Ana içeriğe atla

TÜKETİCİ KARARLARINI YÖNLENDİRMENİN 5 YOLU.



TÜKETİCİ KARARLARINI YÖNLENDİRMENİN 5 YOLU.

Sevgili dostlar,

Hayatımız dediğimiz şey bir kararlar bütünüdür. Şu an bu yazıyı okuduğunuz yer, nasıl bir cihazdan okuduğunuz,okurken üzerinize giydiğiniz kıyafetler ve hatta bu yazıyı okumak istemeniz gibi tüm aşamalar daha önce aldığınız kararların sonucudur.

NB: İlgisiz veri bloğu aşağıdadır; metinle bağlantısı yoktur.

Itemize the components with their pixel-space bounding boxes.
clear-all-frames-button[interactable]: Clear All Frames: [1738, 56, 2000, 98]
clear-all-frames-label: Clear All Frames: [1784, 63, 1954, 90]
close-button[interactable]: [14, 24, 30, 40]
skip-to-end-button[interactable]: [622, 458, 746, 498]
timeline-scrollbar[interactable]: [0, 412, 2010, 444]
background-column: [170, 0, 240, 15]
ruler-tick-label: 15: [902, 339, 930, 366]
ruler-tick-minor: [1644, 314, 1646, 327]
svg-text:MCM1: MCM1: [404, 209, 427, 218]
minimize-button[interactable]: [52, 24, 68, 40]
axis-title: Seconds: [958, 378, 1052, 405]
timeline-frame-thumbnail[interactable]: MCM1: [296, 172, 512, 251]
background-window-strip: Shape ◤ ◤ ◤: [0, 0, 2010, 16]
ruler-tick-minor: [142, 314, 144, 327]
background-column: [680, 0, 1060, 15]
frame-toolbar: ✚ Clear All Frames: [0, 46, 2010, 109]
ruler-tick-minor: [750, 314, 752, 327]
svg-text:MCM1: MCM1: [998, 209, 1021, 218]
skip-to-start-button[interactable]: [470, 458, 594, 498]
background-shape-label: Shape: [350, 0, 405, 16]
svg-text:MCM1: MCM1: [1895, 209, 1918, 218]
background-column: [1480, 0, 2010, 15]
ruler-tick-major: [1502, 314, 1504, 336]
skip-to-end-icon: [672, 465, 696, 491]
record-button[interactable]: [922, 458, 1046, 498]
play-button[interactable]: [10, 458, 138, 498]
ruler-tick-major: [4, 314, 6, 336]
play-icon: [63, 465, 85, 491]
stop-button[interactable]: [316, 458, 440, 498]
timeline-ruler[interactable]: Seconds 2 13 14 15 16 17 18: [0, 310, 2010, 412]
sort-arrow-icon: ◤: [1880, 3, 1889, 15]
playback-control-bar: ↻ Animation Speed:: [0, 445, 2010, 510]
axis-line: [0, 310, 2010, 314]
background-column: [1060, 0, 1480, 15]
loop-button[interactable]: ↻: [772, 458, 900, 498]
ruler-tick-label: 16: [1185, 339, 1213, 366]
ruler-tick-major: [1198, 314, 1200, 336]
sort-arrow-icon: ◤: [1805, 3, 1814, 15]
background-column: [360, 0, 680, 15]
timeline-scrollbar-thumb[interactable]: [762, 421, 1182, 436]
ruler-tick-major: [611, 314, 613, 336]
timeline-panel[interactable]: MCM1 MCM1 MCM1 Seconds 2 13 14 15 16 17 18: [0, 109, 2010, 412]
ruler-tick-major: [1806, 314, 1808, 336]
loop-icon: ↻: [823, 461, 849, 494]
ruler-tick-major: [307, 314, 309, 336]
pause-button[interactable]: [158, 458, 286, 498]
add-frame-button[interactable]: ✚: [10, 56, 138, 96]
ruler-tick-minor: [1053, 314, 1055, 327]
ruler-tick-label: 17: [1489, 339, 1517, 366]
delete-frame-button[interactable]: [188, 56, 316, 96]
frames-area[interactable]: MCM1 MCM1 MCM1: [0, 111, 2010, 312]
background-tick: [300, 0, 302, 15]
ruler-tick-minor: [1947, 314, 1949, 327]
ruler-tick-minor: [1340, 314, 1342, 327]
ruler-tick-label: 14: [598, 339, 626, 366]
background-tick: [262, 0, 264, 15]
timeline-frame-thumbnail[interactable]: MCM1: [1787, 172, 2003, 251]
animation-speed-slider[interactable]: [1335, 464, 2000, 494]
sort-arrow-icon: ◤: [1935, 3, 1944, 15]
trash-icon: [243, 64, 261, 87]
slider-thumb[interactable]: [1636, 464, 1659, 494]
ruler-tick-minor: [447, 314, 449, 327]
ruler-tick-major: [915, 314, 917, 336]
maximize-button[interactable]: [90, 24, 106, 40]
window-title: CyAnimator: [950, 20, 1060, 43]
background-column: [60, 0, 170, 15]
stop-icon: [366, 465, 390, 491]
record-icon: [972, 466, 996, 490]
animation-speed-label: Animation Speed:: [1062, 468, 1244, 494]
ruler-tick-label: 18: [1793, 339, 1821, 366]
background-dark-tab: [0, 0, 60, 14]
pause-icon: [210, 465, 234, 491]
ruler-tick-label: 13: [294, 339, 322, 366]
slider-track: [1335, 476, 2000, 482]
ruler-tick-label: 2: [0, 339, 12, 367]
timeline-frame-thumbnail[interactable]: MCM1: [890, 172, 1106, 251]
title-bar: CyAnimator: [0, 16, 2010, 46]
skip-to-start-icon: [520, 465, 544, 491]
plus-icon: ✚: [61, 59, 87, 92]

Karar psikolojik bir süreçtir ve Algı Yönetimi alanına girer. İnsanların çoğunluğu verdikleri kararları "kendi özgür iradeleriyle"aldıklarına inansalar da aslında bu kararları "dış psikolojik telkinler" yoluyla verirler.

Ekonomiler düzgünken ve insanların ceplerinde harcayacakları bol bol para varken firmalar nedense tüketicilerin kararlarını yönlendirmeye pek önem vermezler ancak işler terse gittiği ve payınıza düşen pasta dilimi ufaldığı zaman her kırıntının bir değeri olur.

Bugün sizlerle tüketici davranışlarının psikolojik araçlarla nasıl yönlendirildiğinin 5 yolunu paylaşacağım. Eğer ticaretle uğraşıyorsanız buradaki araçlar ürünlerinizi daha iyi pazarlayabilme imkanı verebilir, tüketici olarak bu yazıyı okuyorsanız ihtiyacınız olmayan ürünlerin size nasıl satın aldırıldığı konusunda bir fikriniz olacaktır.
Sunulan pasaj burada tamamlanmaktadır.